There's no universally "good" or "bad" food — whether a food is good for you depends on your goals. A high-protein yoghurt is a great choice if you're building muscle and only okay if you're not; a smoothie can be ideal for one person and too much sugar for another. The honest answer to "is this food good for me?" always starts with: good for what?
Why the universal label fails
Most food ratings give every person the same verdict for a food. But your goals change the maths. If you're focused on more protein, a chicken bowl scores brilliantly; if you're cutting sugar, a "healthy" granola might not. We unpack this in why "is this healthy?" is the wrong question.
What actually makes a food good for you
- Your goals. More protein? Less sugar? Fewer ultra-processed foods? More fibre? These decide what counts.
- The whole day, not one item. Two "good" foods can still add up to a poor day. A single food is only part of the picture.
- How processed it is — useful context, but not the whole story (what ultra-processed really means).
This is the idea behind a personal food score: the same product can score well for you and only fairly for someone else (how food scoring works, personalised nutrition).
How to judge a food for yourself
Ask: does this move me toward the goals I've set, today? Not "is it healthy in the abstract," but "is it a good choice for me, right now, given the rest of my day?"
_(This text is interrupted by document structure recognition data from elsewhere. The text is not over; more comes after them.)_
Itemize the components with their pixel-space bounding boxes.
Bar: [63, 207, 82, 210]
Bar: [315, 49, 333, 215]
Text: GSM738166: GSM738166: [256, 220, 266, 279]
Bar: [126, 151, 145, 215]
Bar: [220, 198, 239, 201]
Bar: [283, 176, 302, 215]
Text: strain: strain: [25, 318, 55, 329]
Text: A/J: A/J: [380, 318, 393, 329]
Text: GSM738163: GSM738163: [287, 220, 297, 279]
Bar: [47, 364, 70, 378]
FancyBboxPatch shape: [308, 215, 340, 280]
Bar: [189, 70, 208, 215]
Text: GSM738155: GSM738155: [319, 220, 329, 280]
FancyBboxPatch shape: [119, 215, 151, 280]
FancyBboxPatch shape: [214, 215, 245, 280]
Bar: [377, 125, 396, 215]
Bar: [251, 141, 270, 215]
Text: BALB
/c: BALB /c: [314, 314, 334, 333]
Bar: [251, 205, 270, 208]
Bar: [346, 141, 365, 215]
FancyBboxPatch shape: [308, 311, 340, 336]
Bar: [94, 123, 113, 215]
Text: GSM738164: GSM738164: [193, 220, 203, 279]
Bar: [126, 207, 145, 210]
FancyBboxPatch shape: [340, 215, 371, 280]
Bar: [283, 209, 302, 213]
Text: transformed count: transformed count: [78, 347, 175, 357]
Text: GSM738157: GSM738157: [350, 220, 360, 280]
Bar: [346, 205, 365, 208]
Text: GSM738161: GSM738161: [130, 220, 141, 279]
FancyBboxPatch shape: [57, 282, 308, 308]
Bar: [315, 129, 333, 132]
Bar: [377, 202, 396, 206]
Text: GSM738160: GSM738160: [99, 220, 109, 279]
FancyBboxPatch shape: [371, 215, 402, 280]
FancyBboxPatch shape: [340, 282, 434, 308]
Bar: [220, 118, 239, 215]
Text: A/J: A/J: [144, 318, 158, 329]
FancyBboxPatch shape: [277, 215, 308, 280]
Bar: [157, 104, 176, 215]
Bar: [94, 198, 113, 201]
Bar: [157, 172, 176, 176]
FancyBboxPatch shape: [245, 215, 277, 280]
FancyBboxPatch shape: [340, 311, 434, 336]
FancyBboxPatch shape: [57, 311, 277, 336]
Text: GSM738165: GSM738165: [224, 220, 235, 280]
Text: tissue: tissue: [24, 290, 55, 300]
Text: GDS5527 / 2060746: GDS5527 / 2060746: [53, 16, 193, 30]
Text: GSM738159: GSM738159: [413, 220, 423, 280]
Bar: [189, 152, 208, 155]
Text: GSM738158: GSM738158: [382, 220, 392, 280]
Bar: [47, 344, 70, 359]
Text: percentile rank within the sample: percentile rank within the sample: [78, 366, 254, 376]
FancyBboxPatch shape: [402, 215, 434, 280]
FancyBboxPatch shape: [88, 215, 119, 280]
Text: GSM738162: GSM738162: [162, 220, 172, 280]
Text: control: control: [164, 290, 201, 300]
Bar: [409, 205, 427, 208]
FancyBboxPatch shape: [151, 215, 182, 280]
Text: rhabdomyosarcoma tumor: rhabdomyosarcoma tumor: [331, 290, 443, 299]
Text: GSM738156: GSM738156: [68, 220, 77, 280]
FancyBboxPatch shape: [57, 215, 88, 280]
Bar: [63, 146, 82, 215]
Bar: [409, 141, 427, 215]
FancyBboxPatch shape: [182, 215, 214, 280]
A score built around your goals
forme answers 'is this good for me?' with a personal score — the same food scores differently depending on your goals, with the honest reasons behind it.
The bottom line
"Is this food good for me?" has no one-size answer. It depends on your goals and your whole day. Judge food against what you're trying to do — that's the only verdict that's actually useful. This is general information, not medical or dietary advice.